La clave está en la primera luna llena después del equinoccio de primavera. A partir de ese momento, el domingo siguiente se celebra el Domingo de Resurrección, que marca el punto culminante de la Semana Santa.
El origen: una tradición ligada a la luna
Este sistema fue establecido desde el año 325 d.C. durante el Concilio de Nicea, donde líderes de la Iglesia definieron cómo unificar la fecha de la Pascua cristiana.
La regla indica que el Domingo de Resurrección debe celebrarse el primer domingo después de la primera luna llena posterior al equinoccio de primavera (alrededor del 21 de marzo). Por eso, la Semana Santa puede ocurrir entre el 22 de marzo y el 25 de abril.
Impacto en México: turismo, economía y tradiciones
En México, esta variación tiene un impacto directo en sectores como el turismo, la educación y la economía. Destinos religiosos y vacacionales como Iztapalapa, famoso por su representación de la Pasión de Cristo, o diversas playas del país, ajustan sus actividades cada año según el calendario litúrgico.
Además, millones de estudiantes y trabajadores esperan estas fechas para planear vacaciones, lo que convierte a la Semana Santa en una de las temporadas más importantes de movilidad y consumo en el país.
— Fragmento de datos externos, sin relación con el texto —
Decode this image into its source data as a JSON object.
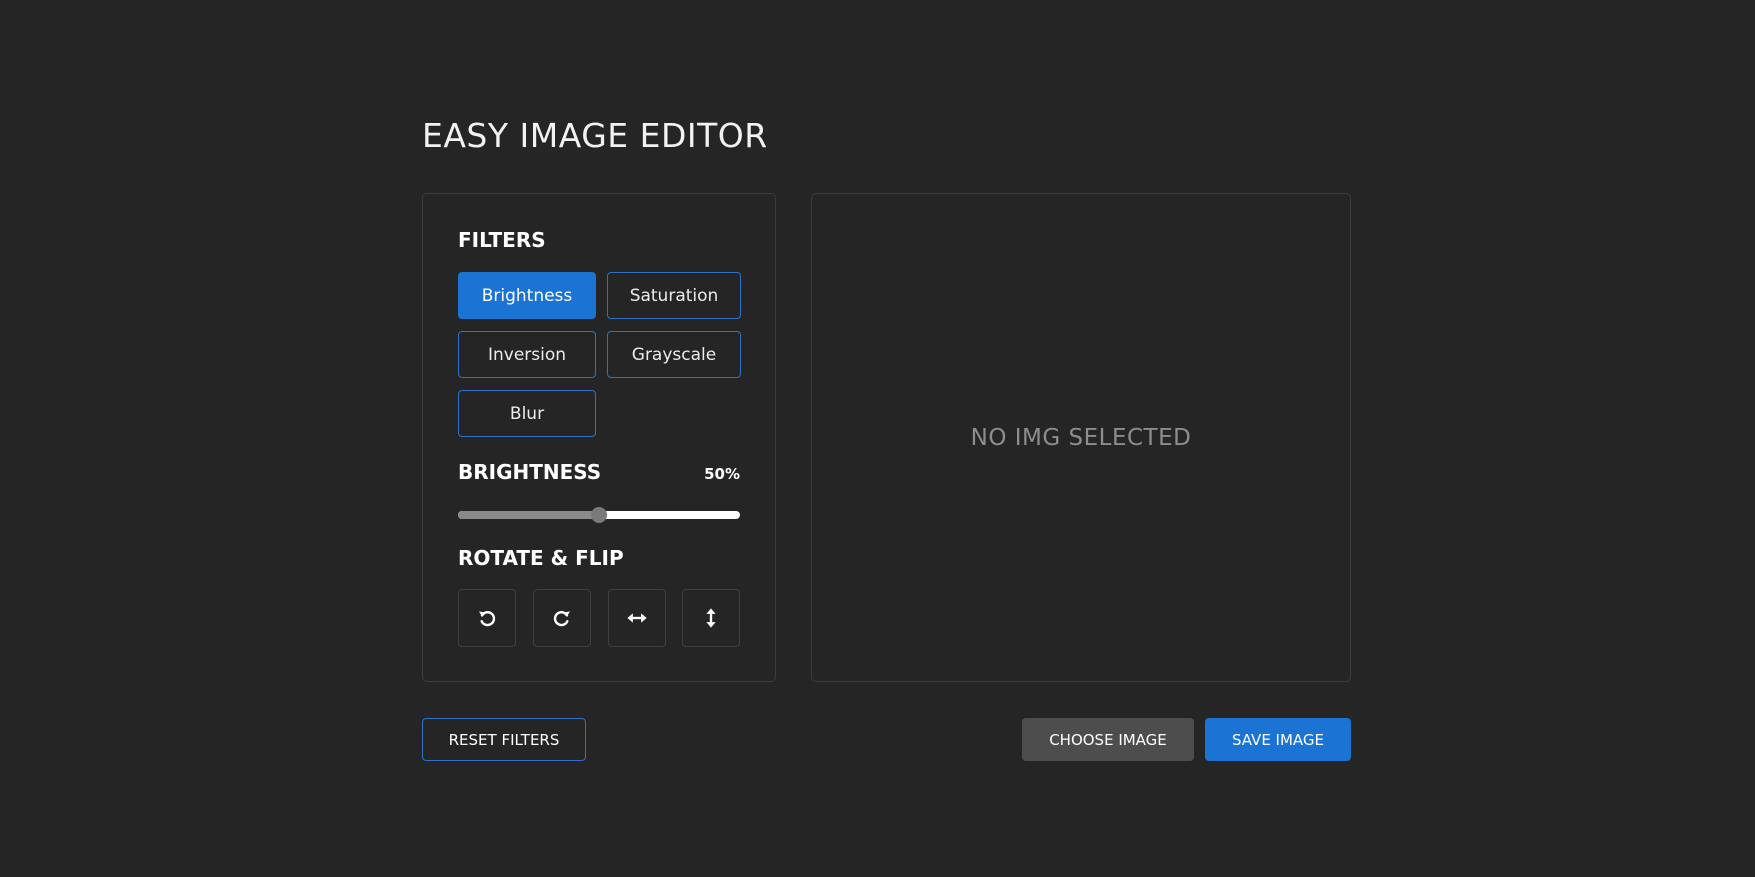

Más que una fecha: una tradición viva
Aunque las fechas cambien, el significado de la Semana Santa permanece intacto para la comunidad católica. Es un periodo de reflexión, fe y tradición profundamente arraigado en la cultura mexicana.
Así, mientras el calendario varía, la esencia de esta celebración continúa marcando uno de los momentos más importantes del año para millones de personas.